Best European Attack Helicopters
13. Airbus/Eurocopter Tiger (EU)
The Eurocopter Tiger went into service in 2003, before the chopper manufacturer merged with Airbus. The project had been in development for decades; its original mission was to be an anti-tank gunship to guard against a Soviet land invasion. When the Soviet Union collapsed in 1991, Germany and France continued with the project and made the Tiger a multi-mission capable helo.
The Tiger was the first all-composite helicopter designed in Europe, and it’s exceptionally maneuverable and packed with advanced technologies. It’s stealth, has a glass cockpit, and can carry payloads of various weaponry. The primary operators include the German, French, Spanish, and Australian Army. If you think these two-crew member choppers have limited capabilities, read this harrowing account of the heroic actions of a Tiger crew who rescued three crewmembers from a downed Gazelle in Mali.

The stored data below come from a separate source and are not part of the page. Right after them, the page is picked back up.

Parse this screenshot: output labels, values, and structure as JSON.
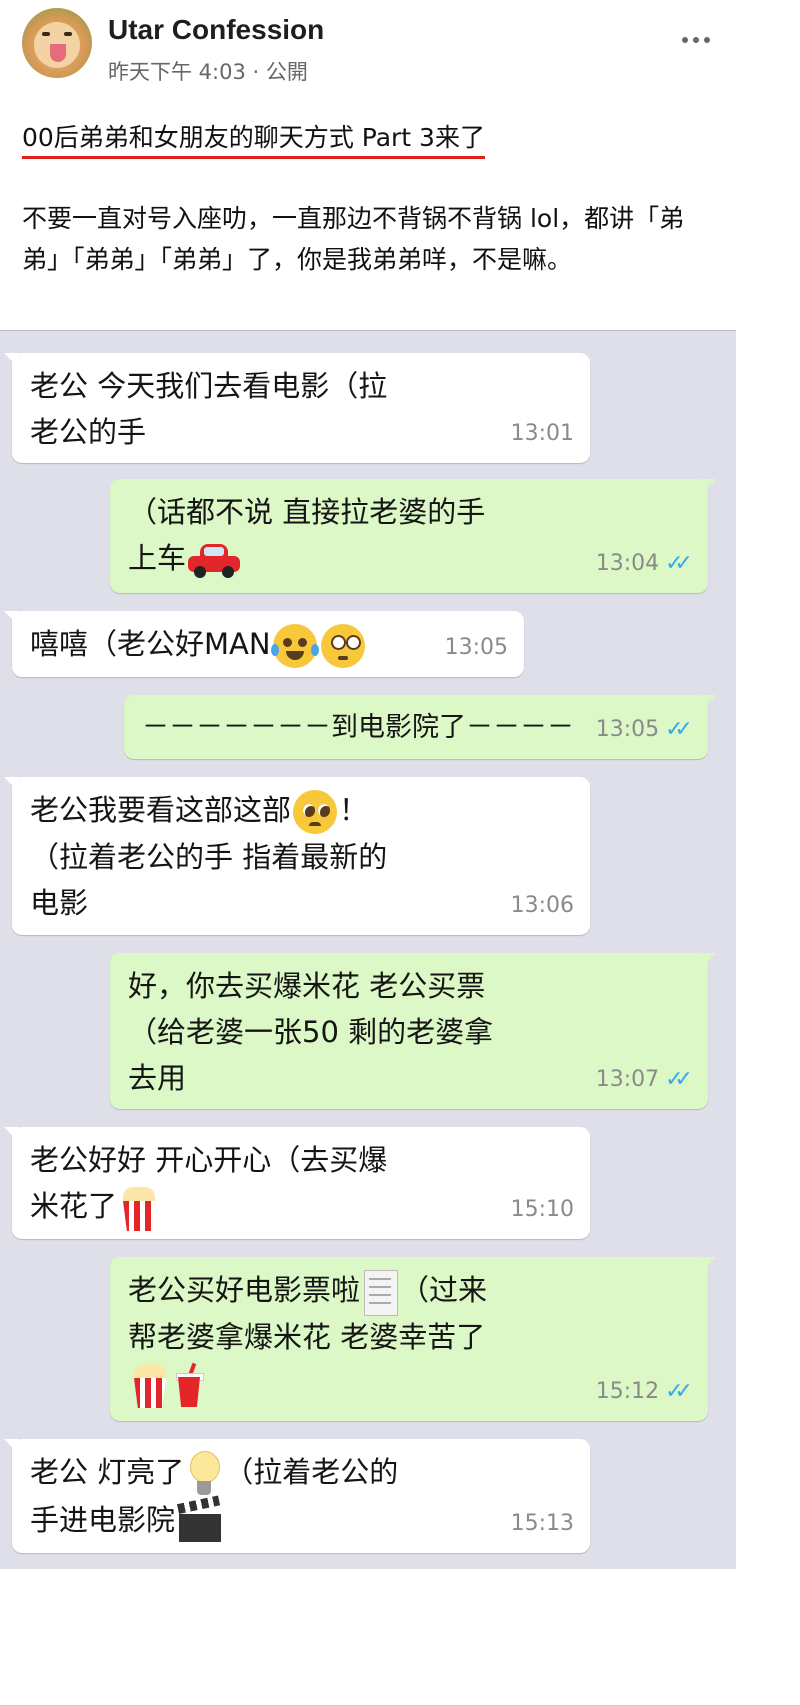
{
  "post": {
    "page_name": "Utar Confession",
    "meta": "昨天下午 4:03 · 公開",
    "title": "00后弟弟和女朋友的聊天方式 Part 3来了",
    "body": "不要一直对号入座叻，一直那边不背锅不背锅 lol，都讲「弟弟」「弟弟」「弟弟」了，你是我弟弟咩，不是嘛。"
  },
  "icons": {
    "avatar": "shiba-dog-avatar",
    "more": "more-options-icon",
    "read_receipt": "double-check-icon"
  },
  "colors": {
    "chat_bg": "#dedfe8",
    "incoming_bubble": "#ffffff",
    "outgoing_bubble": "#dbf8c6",
    "ticks": "#38a9e8",
    "title_underline": "#e0201c"
  },
  "messages": [
    {
      "dir": "in",
      "text": "老公 今天我们去看电影（拉\n老公的手",
      "time": "13:01"
    },
    {
      "dir": "out",
      "text": "（话都不说 直接拉老婆的手\n上车",
      "time": "13:04",
      "read": "✓✓"
    },
    {
      "dir": "in",
      "text": "嘻嘻（老公好MAN",
      "time": "13:05"
    },
    {
      "dir": "out",
      "text": "－－－－－－－到电影院了－－－－",
      "time": "13:05",
      "read": "✓✓"
    },
    {
      "dir": "in",
      "text": "老公我要看这部这部",
      "text2": "！\n（拉着老公的手 指着最新的\n电影",
      "time": "13:06"
    },
    {
      "dir": "out",
      "text": "好，你去买爆米花 老公买票\n（给老婆一张50 剩的老婆拿\n去用",
      "time": "13:07",
      "read": "✓✓"
    },
    {
      "dir": "in",
      "text": "老公好好 开心开心（去买爆\n米花了",
      "time": "15:10"
    },
    {
      "dir": "out",
      "text": "老公买好电影票啦",
      "text2": "（过来\n帮老婆拿爆米花 老婆幸苦了",
      "time": "15:12",
      "read": "✓✓"
    },
    {
      "dir": "in",
      "text": "老公 灯亮了",
      "text2": "（拉着老公的\n手进电影院",
      "time": "15:13"
    }
  ],
  "emoji": {
    "car": "red-car-emoji",
    "laugh": "tears-of-joy-emoji",
    "flushed": "flushed-face-emoji",
    "pleading": "pleading-face-emoji",
    "popcorn": "popcorn-emoji",
    "receipt": "receipt-emoji",
    "drink": "cup-with-straw-emoji",
    "bulb": "light-bulb-emoji",
    "clapper": "clapper-board-emoji"
  }
}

14. Agusta/Westland A129 Mangusta (Italy)
First flown in 1983, the Mangusta is in many ways the precursor to the Eurocopter Tiger. The craft is still in service today with the Italian Army. Turkey has taken the design and modified it into the TAI/AgustaWestland T129 ATAK for their army.

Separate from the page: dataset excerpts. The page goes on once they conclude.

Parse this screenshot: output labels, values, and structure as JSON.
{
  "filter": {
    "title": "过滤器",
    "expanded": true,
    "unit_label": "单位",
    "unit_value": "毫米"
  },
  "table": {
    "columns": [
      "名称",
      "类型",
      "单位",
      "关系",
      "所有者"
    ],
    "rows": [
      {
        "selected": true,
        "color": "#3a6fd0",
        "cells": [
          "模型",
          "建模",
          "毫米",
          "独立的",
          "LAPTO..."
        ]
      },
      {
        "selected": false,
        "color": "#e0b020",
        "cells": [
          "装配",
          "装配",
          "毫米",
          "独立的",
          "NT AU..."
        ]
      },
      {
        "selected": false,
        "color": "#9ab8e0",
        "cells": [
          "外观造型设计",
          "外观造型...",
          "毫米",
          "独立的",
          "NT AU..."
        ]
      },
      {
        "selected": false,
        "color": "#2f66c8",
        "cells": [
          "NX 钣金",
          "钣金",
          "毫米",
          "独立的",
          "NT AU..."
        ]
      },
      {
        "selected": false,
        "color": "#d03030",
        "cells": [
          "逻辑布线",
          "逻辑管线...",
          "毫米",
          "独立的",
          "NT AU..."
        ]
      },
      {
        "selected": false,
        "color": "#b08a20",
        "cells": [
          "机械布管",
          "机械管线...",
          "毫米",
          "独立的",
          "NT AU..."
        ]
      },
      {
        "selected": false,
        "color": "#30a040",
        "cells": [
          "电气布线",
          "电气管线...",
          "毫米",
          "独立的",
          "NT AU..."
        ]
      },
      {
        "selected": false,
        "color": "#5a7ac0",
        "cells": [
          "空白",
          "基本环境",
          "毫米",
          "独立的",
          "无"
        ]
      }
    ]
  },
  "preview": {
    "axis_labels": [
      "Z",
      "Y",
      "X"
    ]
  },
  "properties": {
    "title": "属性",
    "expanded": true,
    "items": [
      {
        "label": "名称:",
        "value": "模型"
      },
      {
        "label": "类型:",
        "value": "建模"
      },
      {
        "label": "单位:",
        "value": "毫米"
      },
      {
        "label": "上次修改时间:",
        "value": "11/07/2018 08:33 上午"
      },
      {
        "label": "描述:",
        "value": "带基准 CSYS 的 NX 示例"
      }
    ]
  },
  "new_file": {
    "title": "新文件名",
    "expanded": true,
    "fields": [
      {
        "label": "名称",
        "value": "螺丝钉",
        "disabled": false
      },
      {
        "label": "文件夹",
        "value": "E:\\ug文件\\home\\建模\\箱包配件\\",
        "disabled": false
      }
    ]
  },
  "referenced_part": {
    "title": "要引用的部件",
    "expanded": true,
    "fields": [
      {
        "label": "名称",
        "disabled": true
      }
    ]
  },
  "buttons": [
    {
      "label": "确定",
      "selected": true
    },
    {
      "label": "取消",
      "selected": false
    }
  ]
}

The A129’s original mission was light observation and anti-tank. It was initially begun as a joint venture between Italy and West Germany. While that partnership eventually faded into history, Agusta successfully designed the craft to be a marketable competitor to the US-built Apache on the international market. The final designs of the A129 are true multi-mission capable choppers, depending on their armaments. They can be used for armed reconnaissance, ground attack, fire support, anti-armor, or anti-aircraft missions.
Much of the airframe and components designed for the A129 come from the popular Agusta A109 civilian helicopter. Upgraded versions include the A129 International version, with upgraded LHTEC T800 turboshaft engines and a five-blade rotor system, A129 CBT upgraded version for the Italian Army, and the T129 for the Turkish Army. The successor for the A129, the AW249, is currently under development by Leonardo Company.
Best Chinese Attack Helicopter
15. CAIC WZ-10 Fierce Thunderbolt
When China needed an attack helicopter for the People’s Liberation Army Ground Force, they partnered with Russia’s premier helicopter designers at Kamov. The collaboration eventually fell apart over different design philosophies, and the Chinese took the project on their own. The final product was developed by Changhe Aircraft Industries Corporation (CAIC) and built in China.
The WZ-10 first flew in 2003 and is in service now. It has a host of cutting edge technologies onboard, including an awe-inspiring electronics warfare package. Like many attack helicopters, the WZ-10’s primary mission is anti-tank warfare, but it is very capable in air-to-air combat as well.
Also of note is the smaller and lighter Chinese Harbin Z-19. Known as the Black Whirlwind, this light attack helicopter is the WZ-10’s little brother.